Morsi at the Supreme Constitutional Court just before officially taking the oath. (Nile tv)

Mohammed Morsi, Egypt's first elected civil president, Saturday has taken the oath before the Supreme Constitutional Court in Cairo. One day earlier he took tha same oath in a symbolic way from the people of Tahrir. He did that during a historic 30 minute speech for a crowd of hundreds of thousands and millions more who watched him on television.
 Morsi paid tribute to "the square of the revolution, the square of freedom," and addressed the people of Egypt, brothers and sisters... Muslims of Egypt, Christians of Egypt." Also he hailed the achievements and hardships opf the revolution. "We have showed the world what Egyptians can do, what revolutionaries can do. We stand here in the square of freedom thanks to the blood of martyrs." But he implicetly  gave as well credit to the long struggle of the Muslim Brotherhood: "We have reached this far as a result of a long, hard struggle that lasted decades from the twenties to the thirties, from the fourties to the fifties and sixties - and you have no idea how hard the sixties were until we finally reached January 25, 2011."
Morsi on stage on Tahrir
Morsy is expected to officially take the oath in front of the Supreme Constitutional Court in the coming days. But in order to stress that he will not surrender any presidential powers to the ruling military council, he stressed that the people are the main source of legitimacy. "The people's power is above everything and everyone else, the police, the army, and the government. There's no power above this power. You bestow power unto those you choose. You deny power to those you reject. Revolution is led by its aims, and it will continue until it achieves all of its goals. You are the source of legitimacy and power, above all.''
Morsi said that he is not afraid:  "I have come here not wearing a bullet-proof vest, and I don't fear anyone but God.' And he vowed to free all civilians who were tried in military courts since the beginning of the revolution. Also he promised to fight for the freedom of the famous blind-imam Omar Abdel Rahman who serves a life sentence on terrorism charges in the United States.

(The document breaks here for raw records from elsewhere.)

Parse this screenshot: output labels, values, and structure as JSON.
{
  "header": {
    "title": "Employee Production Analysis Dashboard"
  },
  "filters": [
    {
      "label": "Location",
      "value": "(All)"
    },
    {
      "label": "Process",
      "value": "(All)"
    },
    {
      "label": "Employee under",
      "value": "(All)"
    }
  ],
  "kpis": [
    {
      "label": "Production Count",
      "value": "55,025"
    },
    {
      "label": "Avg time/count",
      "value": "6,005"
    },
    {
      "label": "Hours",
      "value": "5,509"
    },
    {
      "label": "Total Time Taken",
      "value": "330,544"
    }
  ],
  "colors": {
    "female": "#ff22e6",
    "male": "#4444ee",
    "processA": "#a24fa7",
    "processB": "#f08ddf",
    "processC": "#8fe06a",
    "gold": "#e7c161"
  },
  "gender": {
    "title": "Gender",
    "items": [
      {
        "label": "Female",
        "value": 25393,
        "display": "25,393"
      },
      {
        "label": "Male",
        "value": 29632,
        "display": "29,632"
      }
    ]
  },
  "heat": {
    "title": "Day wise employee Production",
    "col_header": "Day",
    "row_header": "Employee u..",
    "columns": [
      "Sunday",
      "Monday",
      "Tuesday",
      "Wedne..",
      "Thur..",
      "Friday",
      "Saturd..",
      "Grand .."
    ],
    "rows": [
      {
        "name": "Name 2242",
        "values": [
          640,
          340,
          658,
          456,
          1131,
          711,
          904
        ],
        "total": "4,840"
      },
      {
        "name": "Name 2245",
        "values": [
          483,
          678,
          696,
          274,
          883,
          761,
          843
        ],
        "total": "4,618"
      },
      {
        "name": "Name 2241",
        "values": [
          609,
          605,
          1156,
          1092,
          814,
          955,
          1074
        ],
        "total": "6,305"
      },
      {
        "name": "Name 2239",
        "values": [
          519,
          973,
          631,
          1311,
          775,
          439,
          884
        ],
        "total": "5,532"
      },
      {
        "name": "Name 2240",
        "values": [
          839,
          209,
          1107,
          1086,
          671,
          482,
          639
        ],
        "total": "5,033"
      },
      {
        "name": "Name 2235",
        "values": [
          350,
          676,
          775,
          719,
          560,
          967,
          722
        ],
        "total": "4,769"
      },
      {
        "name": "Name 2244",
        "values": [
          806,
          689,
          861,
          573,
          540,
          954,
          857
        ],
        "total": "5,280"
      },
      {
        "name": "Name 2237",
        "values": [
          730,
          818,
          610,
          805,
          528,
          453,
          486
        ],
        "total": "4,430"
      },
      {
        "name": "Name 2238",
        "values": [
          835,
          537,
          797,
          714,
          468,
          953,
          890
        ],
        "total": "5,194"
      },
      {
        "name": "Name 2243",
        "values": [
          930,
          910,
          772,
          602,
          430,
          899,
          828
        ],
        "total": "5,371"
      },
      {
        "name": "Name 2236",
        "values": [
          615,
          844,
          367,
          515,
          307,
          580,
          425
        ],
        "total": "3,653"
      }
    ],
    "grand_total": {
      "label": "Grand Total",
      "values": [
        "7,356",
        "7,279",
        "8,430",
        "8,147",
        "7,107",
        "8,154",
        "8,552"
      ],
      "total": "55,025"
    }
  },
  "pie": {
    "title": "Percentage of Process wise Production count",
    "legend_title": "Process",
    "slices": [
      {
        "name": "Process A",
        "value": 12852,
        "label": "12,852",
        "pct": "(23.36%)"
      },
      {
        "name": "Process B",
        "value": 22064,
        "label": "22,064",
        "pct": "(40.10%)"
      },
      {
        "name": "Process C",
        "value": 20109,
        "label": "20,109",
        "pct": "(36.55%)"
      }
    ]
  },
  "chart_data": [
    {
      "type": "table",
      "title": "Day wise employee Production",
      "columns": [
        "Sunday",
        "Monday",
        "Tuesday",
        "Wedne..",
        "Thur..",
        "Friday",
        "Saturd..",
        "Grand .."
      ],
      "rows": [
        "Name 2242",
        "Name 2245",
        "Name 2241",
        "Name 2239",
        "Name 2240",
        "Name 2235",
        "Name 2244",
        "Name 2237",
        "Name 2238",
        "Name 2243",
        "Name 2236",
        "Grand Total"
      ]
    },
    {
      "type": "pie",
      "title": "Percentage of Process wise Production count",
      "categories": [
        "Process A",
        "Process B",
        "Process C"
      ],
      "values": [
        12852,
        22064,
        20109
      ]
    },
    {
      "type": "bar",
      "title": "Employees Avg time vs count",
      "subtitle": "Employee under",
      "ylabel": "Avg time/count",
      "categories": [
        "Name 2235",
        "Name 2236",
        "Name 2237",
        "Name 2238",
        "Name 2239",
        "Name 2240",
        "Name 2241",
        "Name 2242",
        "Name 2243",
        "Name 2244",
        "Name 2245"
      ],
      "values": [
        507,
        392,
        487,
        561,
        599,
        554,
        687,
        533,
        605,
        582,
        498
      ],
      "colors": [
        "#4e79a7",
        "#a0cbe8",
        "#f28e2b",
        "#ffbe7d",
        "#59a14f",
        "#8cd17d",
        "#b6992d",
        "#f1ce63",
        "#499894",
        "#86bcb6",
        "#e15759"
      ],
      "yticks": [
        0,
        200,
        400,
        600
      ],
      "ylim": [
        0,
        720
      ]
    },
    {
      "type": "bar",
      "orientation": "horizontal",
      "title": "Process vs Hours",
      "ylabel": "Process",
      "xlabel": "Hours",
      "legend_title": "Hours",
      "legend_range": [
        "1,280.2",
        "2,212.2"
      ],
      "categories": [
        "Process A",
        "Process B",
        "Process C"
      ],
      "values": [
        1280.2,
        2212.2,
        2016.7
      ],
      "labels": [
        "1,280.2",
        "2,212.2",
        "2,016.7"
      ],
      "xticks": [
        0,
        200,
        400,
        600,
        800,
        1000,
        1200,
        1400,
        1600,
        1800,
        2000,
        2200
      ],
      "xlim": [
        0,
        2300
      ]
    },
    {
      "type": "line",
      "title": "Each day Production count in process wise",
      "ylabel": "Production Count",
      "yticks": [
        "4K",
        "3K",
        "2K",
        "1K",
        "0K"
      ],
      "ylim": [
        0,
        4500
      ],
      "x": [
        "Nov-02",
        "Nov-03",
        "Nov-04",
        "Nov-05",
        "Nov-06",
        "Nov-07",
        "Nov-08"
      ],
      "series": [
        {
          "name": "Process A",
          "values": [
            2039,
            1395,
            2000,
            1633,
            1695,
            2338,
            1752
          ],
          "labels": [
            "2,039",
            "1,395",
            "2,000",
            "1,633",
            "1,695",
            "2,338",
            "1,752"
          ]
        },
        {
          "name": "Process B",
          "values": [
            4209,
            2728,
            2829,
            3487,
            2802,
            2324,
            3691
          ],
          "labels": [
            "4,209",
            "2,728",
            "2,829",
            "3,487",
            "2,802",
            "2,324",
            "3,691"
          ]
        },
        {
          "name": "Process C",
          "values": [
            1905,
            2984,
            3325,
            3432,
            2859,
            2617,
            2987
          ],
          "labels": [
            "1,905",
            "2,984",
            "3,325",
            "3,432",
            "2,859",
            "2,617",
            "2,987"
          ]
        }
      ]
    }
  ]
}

 A big question mark hangs over as to why Morsi mentioned the blind sheikh Omar Abdel Rahman, who is in prison in the United States since the nineties. Sheikh Abdel Rahman once was  the spiritual guide of the radical Islamist Gama'a al-Islamiyya. As a refugee from Mubarak in Sudan he got a visa for the United States, presumably because previously he had been working for the CIA by recruting fighters for Afghanistan when that was Russian dominated. He became an imam in New Jersey and in 1993 people from his congregation were caught planning to blow up the World Trade Center in New York (an  attempt that almost succeeded in 1993). Sheikh Abdel Rahman was convicted of complicity.